Yapi estimates that at full capacity, this centre could deliver 200-300 doses a day. While demand has been picking up, on one day in March, soon after the vaccination programme had begun, just 14 shots were delivered.
The centre’s logistic director offered a direct explanation. “People inform themselves online. There is so much fake news,” said Jean-Baptists Yaté Elélé.
In April 2020, residents of the area destroyed a Covid-19 testing centre that was being built close by. The protesters were at least in part triggered by a Facebook post from a pro-opposition cyberactivist, known online as Serge Koffi Le Drône, who suggested that the site would be used to house sick Covid-19 patients and was a government conspiracy to kill people in the area.
Yaté said the link is clear. “There was a communications problem. There was disinformation that made people revolt,” he said.
A wave of scepticism
A study released by the Africa Centres for Disease Control and Prevention in March surveyed 15 African countries, including Ivory Coast, interviewing close to 16,000 people. It noted that online channels, particularly on social media, tend to be the most trusted source of information among vaccine-sceptic groups.
In fact, 54 per cent of Ivorians surveyed said they had seen disinformation online – more than the 41 percent average across the 15 countries. Two-in-three Ivorians believe that the threat of coronavirus is exaggerated; two-in-five believe that Covid-19 is a planned event by foreign actors; and 38 percent believe that Africans are being used as guinea pigs in vaccine trials, according to the study.
Dr Richard Mihigo, coordinator of immunisation and vaccine development for the WHO’s Africa arm said that disinformation was higher in countries where there is higher penetration of internet usage.
“This is not a phenomenon that is only a problem for Africa. Unfortunately, with Covid-19, we’ve seen a global scepticism around vaccination for Covid-19 in general,” he said.
“When you put that in our contexts when we didn’t go through the first waves in a severe situation like was witnessed in the West, people started to think about why they [governments and international health authorities] are insisting so much on something which is not really a problem for us.”
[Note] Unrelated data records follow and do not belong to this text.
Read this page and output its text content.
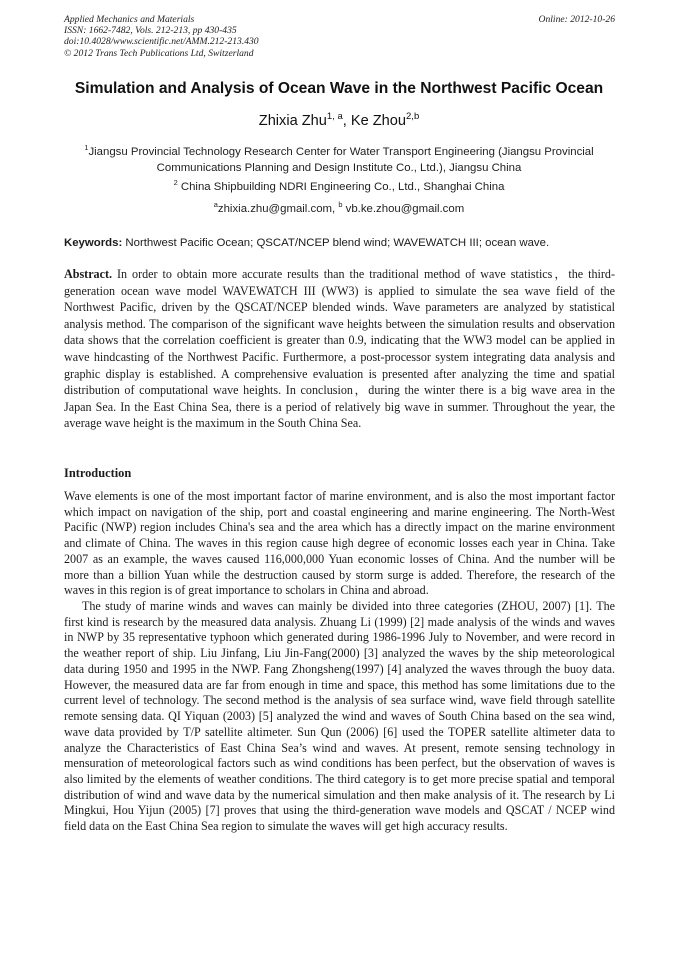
Applied Mechanics and Materials
ISSN: 1662-7482, Vols. 212-213, pp 430-435
doi:10.4028/www.scientific.net/AMM.212-213.430
© 2012 Trans Tech Publications Ltd, Switzerland
Online: 2012-10-26
Simulation and Analysis of Ocean Wave in the Northwest Pacific Ocean
Zhixia Zhu$^{1, a}$, Ke Zhou$^{2,b}$
$^1$Jiangsu Provincial Technology Research Center for Water Transport Engineering (Jiangsu Provincial Communications Planning and Design Institute Co., Ltd.), Jiangsu China
$^2$ China Shipbuilding NDRI Engineering Co., Ltd., Shanghai China
$^a$zhixia.zhu@gmail.com, $^b$ vb.ke.zhou@gmail.com
Keywords: Northwest Pacific Ocean; QSCAT/NCEP blend wind; WAVEWATCH III; ocean wave.
Abstract. In order to obtain more accurate results than the traditional method of wave statistics，the third-generation ocean wave model WAVEWATCH III (WW3) is applied to simulate the sea wave field of the Northwest Pacific, driven by the QSCAT/NCEP blended winds. Wave parameters are analyzed by statistical analysis method. The comparison of the significant wave heights between the simulation results and observation data shows that the correlation coefficient is greater than 0.9, indicating that the WW3 model can be applied in wave hindcasting of the Northwest Pacific. Furthermore, a post-processor system integrating data analysis and graphic display is established. A comprehensive evaluation is presented after analyzing the time and spatial distribution of computational wave heights. In conclusion，during the winter there is a big wave area in the Japan Sea. In the East China Sea, there is a period of relatively big wave in summer. Throughout the year, the average wave height is the maximum in the South China Sea.
Introduction

Wave elements is one of the most important factor of marine environment, and is also the most important factor which impact on navigation of the ship, port and coastal engineering and marine engineering. The North-West Pacific (NWP) region includes China's sea and the area which has a directly impact on the marine environment and climate of China. The waves in this region cause high degree of economic losses each year in China. Take 2007 as an example, the waves caused 116,000,000 Yuan economic losses of China. And the number will be more than a billion Yuan while the destruction caused by storm surge is added. Therefore, the research of the waves in this region is of great importance to scholars in China and abroad.

The study of marine winds and waves can mainly be divided into three categories (ZHOU, 2007) [1]. The first kind is research by the measured data analysis. Zhuang Li (1999) [2] made analysis of the winds and waves in NWP by 35 representative typhoon which generated during 1986-1996 July to November, and were record in the weather report of ship. Liu Jinfang, Liu Jin-Fang(2000) [3] analyzed the waves by the ship meteorological data during 1950 and 1995 in the NWP. Fang Zhongsheng(1997) [4] analyzed the waves through the buoy data. However, the measured data are far from enough in time and space, this method has some limitations due to the current level of technology. The second method is the analysis of sea surface wind, wave field through satellite remote sensing data. QI Yiquan (2003) [5] analyzed the wind and waves of South China based on the sea wind, wave data provided by T/P satellite altimeter. Sun Qun (2006) [6] used the TOPER satellite altimeter data to analyze the Characteristics of East China Sea’s wind and waves. At present, remote sensing technology in mensuration of meteorological factors such as wind conditions has been perfect, but the observation of waves is also limited by the elements of weather conditions. The third category is to get more precise spatial and temporal distribution of wind and wave data by the numerical simulation and then make analysis of it. The research by Li Mingkui, Hou Yijun (2005) [7] proves that using the third-generation wave models and QSCAT / NCEP wind field data on the East China Sea region to simulate the waves will get high accuracy results.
‘We don’t give a damn about Corona!’
In 2020, a number of high-profile incidents saw the Ivorian authorities receive backlash online for alleged hypocrisy over Covid-19 policy.
In March that year a number of public figures close to the government were exempted from a stay in a quarantine centre after a personal intervention from the Prime Minister. The banning of public protests in the run up to the presidential election, under the Covid-19-induced state of emergency, was seen as political manipulation of the crisis. This sentiment deepened in August when a clip of President Alassane Ouattara went viral where he was seen saying “We don’t give a damn about Corona!” during his swearing-in as the candidate for the ruling RHDP party.
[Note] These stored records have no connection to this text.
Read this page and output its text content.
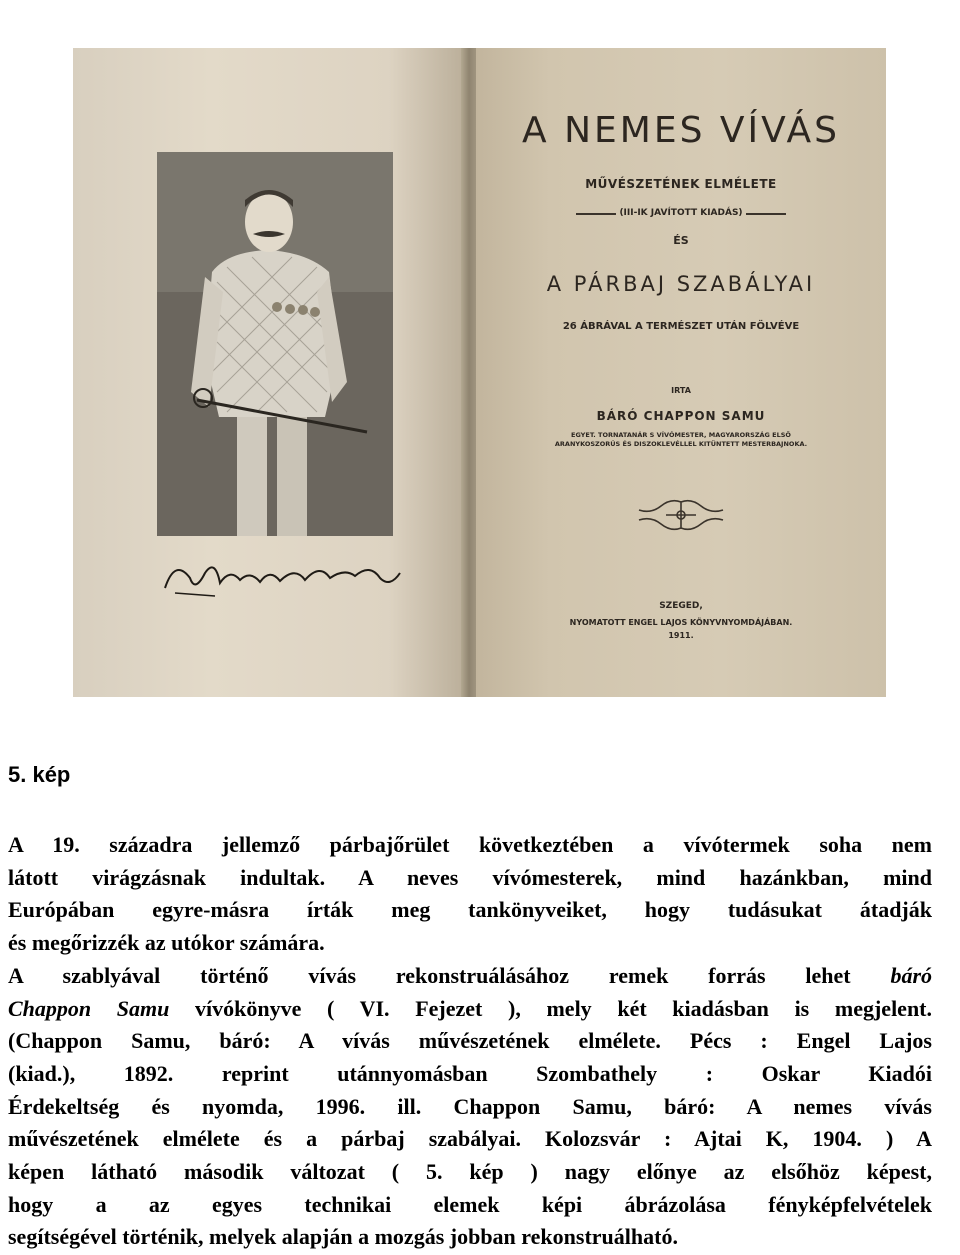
A NEMES VÍVÁS
MŰVÉSZETÉNEK ELMÉLETE
(III-IK JAVÍTOTT KIADÁS)
ÉS
A PÁRBAJ SZABÁLYAI
26 ÁBRÁVAL A TERMÉSZET UTÁN FÖLVÉVE
IRTA
BÁRÓ CHAPPON SAMU
EGYET. TORNATANÁR S VÍVÓMESTER, MAGYARORSZÁG ELSŐ
ARANYKOSZORÚS ÉS DISZOKLEVÉLLEL KITÜNTETT MESTERBAJNOKA.
SZEGED,
NYOMATOTT ENGEL LAJOS KÖNYVNYOMDÁJÁBAN.
1911.
5. kép
A 19. századra jellemző párbajőrület következtében a vívótermek soha nem
látott virágzásnak indultak. A neves vívómesterek, mind hazánkban, mind
Európában egyre-másra írták meg tankönyveiket, hogy tudásukat átadják
és megőrizzék az utókor számára.
A szablyával történő vívás rekonstruálásához remek forrás lehet báró
Chappon Samu vívókönyve ( VI. Fejezet ), mely két kiadásban is megjelent.
(Chappon Samu, báró: A vívás művészetének elmélete. Pécs : Engel Lajos
(kiad.), 1892. reprint utánnyomásban Szombathely : Oskar Kiadói
Érdekeltség és nyomda, 1996. ill. Chappon Samu, báró: A nemes vívás
művészetének elmélete és a párbaj szabályai. Kolozsvár : Ajtai K, 1904. ) A
képen látható második változat ( 5. kép ) nagy előnye az elsőhöz képest,
hogy a az egyes technikai elemek képi ábrázolása fényképfelvételek
segítségével történik, melyek alapján a mozgás jobban rekonstruálható.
The influence of French media should also not be understated according to Professor Daniel Ekra, head of the country’s vaccination programme.
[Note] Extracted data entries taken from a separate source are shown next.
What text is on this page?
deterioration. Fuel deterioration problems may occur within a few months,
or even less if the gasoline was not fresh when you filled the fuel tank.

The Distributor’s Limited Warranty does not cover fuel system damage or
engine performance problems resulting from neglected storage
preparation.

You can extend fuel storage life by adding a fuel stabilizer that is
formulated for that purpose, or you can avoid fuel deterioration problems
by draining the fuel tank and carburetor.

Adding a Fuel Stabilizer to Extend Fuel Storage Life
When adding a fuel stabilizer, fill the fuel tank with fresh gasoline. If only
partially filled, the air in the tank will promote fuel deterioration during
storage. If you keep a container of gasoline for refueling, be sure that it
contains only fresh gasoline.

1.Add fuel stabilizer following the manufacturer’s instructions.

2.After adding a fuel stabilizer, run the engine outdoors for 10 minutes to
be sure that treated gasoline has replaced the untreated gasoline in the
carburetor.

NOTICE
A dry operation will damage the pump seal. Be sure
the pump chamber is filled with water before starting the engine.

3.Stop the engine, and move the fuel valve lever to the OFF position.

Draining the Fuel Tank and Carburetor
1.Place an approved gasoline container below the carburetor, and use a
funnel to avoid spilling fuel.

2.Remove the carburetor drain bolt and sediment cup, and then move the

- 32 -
“This vaccination campaign was preceded by lots of rumours and disinformation. In Africa and especially in Ivory Coast, this was triggered in April or May  by someone during a TV debate in France saying that we should test the vaccine in Africa,” he said, referring to this incident.
In Ivory Coast, the government is scrambling to boost interest in vaccination with social media campaigns and Facebook Live events. Patrick Achi, the current PM, was the first person to get vaccinated in the country in an event covered by the media. But it may be some time before the tide of fake news can be turned.
“People make up their own minds. It is a question of communication,” said Ekra.